Once the seed is planted, the roots gather information to feed the social media presence. Listening before the organization throws out content is the most important part of any social media presence. Learn about the audience, similar organizations, the community. What do they care about? What are their needs, interests, and questions? This information is constantly changing. Constantly monitoring the landscape keeps social media channels relevant and engaging.
The social media strategy through which all information is funneled and housed is like the trunk of the tree. After learning about what the audience wants, decide how it will be presented to them. How much of the information will be brand, community, lifestyle, programs, etc.? What channels will it be posted on? When will it be posted? To protect the trunk, you need bark. The execution plan and online content posting tool is like the bark. If you decide to post three times a day on Twitter, then devise a plan for when, who, and how it will be posted. There are a myriad of online platforms available to cultivate, organize, schedule, and post content. Choose one that fits the organization, follow the protocol, and post accordingly. Without the bark, the trunk is exposed and opportunities for growth are missed.

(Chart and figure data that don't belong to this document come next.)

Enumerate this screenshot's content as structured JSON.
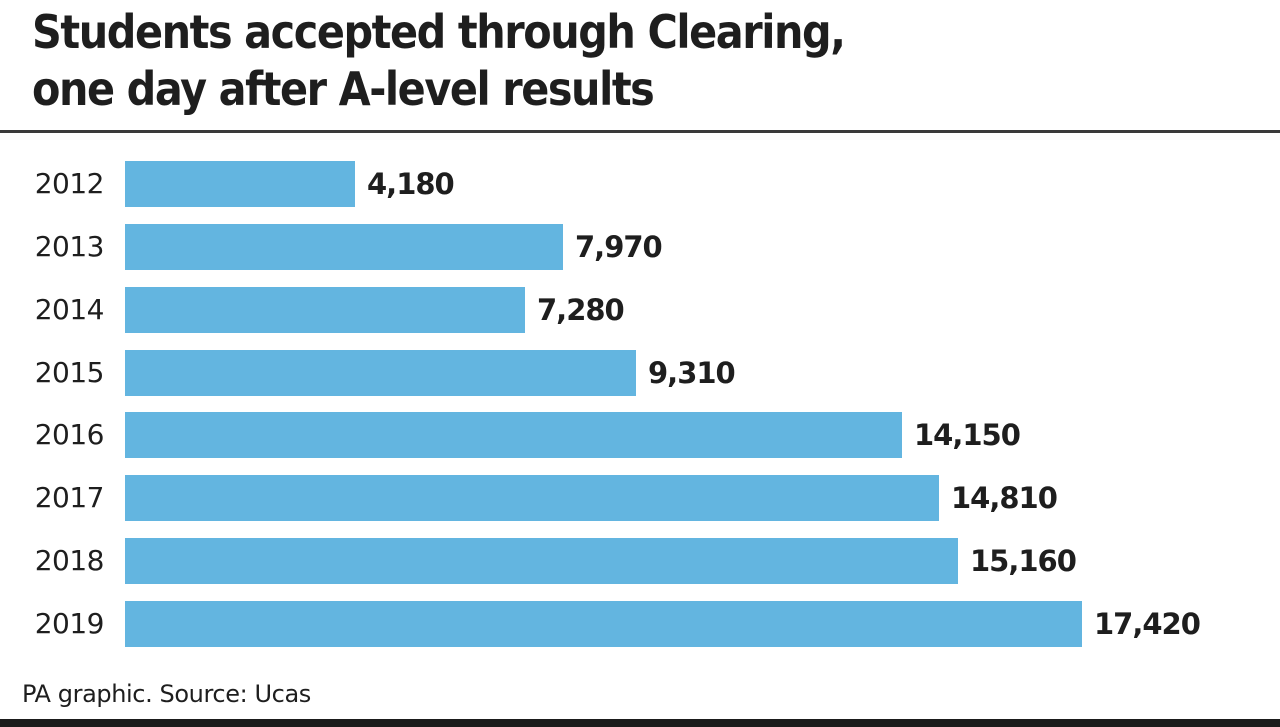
{
  "header": {
    "title_line1": "Students accepted through Clearing,",
    "title_line2": "one day after A-level results"
  },
  "footer": {
    "source": "PA graphic. Source: Ucas"
  },
  "colors": {
    "bar": "#63b5e0",
    "text": "#1e1e1e",
    "rule": "#3a3a3a"
  },
  "chart_data": {
    "type": "bar",
    "orientation": "horizontal",
    "title": "Students accepted through Clearing, one day after A-level results",
    "categories": [
      "2012",
      "2013",
      "2014",
      "2015",
      "2016",
      "2017",
      "2018",
      "2019"
    ],
    "values": [
      4180,
      7970,
      7280,
      9310,
      14150,
      14810,
      15160,
      17420
    ],
    "value_labels": [
      "4,180",
      "7,970",
      "7,280",
      "9,310",
      "14,150",
      "14,810",
      "15,160",
      "17,420"
    ],
    "xlabel": "",
    "ylabel": "",
    "xlim": [
      0,
      17420
    ],
    "grid": false,
    "legend": null,
    "source": "PA graphic. Source: Ucas"
  }
}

The main branches of the tree represent the content being posted through social media channels. Choosing channels that will best reach your target audience is essential to a successful social media presence. If you want to reach qualified volunteers and millennials, LinkedIn is a great place to start. Posting once a week on Pinterest is not.
The content that you post is like the leaves and the audience is like the sun. Properly placing the leaves to soak up the sun gives the tree life. However, the positioning of the leaves and their quality clearly starts from the ground up. The better the leaves are placed, the more sun the tree receives and the more the tree grows. Social media works very similarly. Post content your audience loves, and they’ll show that love by engaging with your channels.
At Phil, we frequently see organizations with withered, unloved, or nonexistent social media trees. They come to us for help. “But my personal social media account does well”, “I’m sharing interesting content and no one seems to care”, “I can’t find anything/ don’t know what to post”. These organizations approach social media by gathering withered leaves (content) and tossing it back into the wind, expecting something will take root. Without reflection, listening, and careful thought, a successful social media strategy has no chance to grow.
Growing a tree is not an immediate process. However, once the tree is grown and healthy, it is sustainable and its growth is directly related to the sustenance it receives. You get what you give.